We are always interested in reinforcing our team. Please have a look under Jobs for open positions. A list of potential topics for degree theses or lab rotation/exchange visit projects can be found under Projects.

Teaching

At TUB, we are currently offering two weekly courses for Master-level students in computer science and related disciplines. In these seminars, students deliver presentations on select topics based on curated material, framed by contributions from the QAI teaching staff. In the Machine Learning and Inverse Modeling seminar, students explore the fundamentals of various neuroimaging techniques and learn data analysis strategies ranging from classical to cutting-edge. In the Quality Assurance in Machine Learning seminar, students get familiar with all quality aspects of AI modeling ranging from data quality to fairness and privacy.
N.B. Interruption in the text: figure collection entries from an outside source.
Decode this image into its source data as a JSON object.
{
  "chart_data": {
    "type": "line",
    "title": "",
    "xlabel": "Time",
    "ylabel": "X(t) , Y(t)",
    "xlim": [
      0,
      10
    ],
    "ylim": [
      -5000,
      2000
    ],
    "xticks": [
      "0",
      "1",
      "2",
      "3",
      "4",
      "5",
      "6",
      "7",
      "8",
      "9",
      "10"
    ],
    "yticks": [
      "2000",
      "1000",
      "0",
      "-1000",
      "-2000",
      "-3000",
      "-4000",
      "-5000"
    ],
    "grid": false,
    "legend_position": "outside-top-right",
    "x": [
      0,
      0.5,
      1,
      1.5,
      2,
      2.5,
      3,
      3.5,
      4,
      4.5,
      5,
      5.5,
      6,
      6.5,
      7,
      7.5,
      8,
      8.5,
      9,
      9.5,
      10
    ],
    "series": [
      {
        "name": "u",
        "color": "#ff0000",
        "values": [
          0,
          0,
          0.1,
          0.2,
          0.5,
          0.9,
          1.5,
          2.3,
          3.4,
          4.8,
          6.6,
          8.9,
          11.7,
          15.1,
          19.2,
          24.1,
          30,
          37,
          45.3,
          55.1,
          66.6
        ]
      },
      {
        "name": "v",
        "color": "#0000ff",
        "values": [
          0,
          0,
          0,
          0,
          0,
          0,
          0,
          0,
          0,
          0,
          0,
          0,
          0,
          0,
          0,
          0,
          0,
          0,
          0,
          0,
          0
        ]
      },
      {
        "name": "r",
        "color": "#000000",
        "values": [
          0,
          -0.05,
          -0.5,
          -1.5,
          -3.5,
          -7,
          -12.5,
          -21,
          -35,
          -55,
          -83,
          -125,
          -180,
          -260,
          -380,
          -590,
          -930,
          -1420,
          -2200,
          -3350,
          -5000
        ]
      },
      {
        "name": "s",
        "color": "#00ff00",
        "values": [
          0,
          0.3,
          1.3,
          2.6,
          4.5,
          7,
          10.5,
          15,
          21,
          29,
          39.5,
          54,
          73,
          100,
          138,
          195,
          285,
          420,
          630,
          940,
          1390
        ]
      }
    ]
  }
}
Students are familiarized with regulatory frameworks and will conduct an audit. Moreover, we organize an AI forensics clinic in which students analyze weak spots in sandbox AI models. All courses are held in English.

Partners

QAI labs are affiliated with the Einstein Center for Neurosciences (ECN) Berlin and the Bernstein Center for Computational Neuroscience (BCCN) Berlin and are part of Collaborative Research Centre TRR 295 RETUNE on Movement Disorders. We have a dense network of collaborators within and outside these centers and our institutes. Our main external collaborators include the Max Planck Institute for Human Cognitive and Brain Sciences, the Universitätsklinikum Hamburg Eppendorf (UKE), the Universitätsklinikum Würzburg (UKW), the Universität Zürich (UZH), the University of California San Franscisco (UCSF), the University of California San Diego (UCSD), the City College of New York (CCNY), and Columbia University. We are also involved in various efforts towards standardizing AI organized by the Deutsches Institut für Normung (DIN).

Funding

QAI labs are funded by the European Research Council (ERC), the Einstein Foundation Berlin, the Heidenhain Foundation, the German Federal Ministry for Economic Affairs and Climate Action (BMWK), and the European Partnership on Metrology (EPM). Research conducted within QAI labs is also supported by the German Science Foundation (DFG).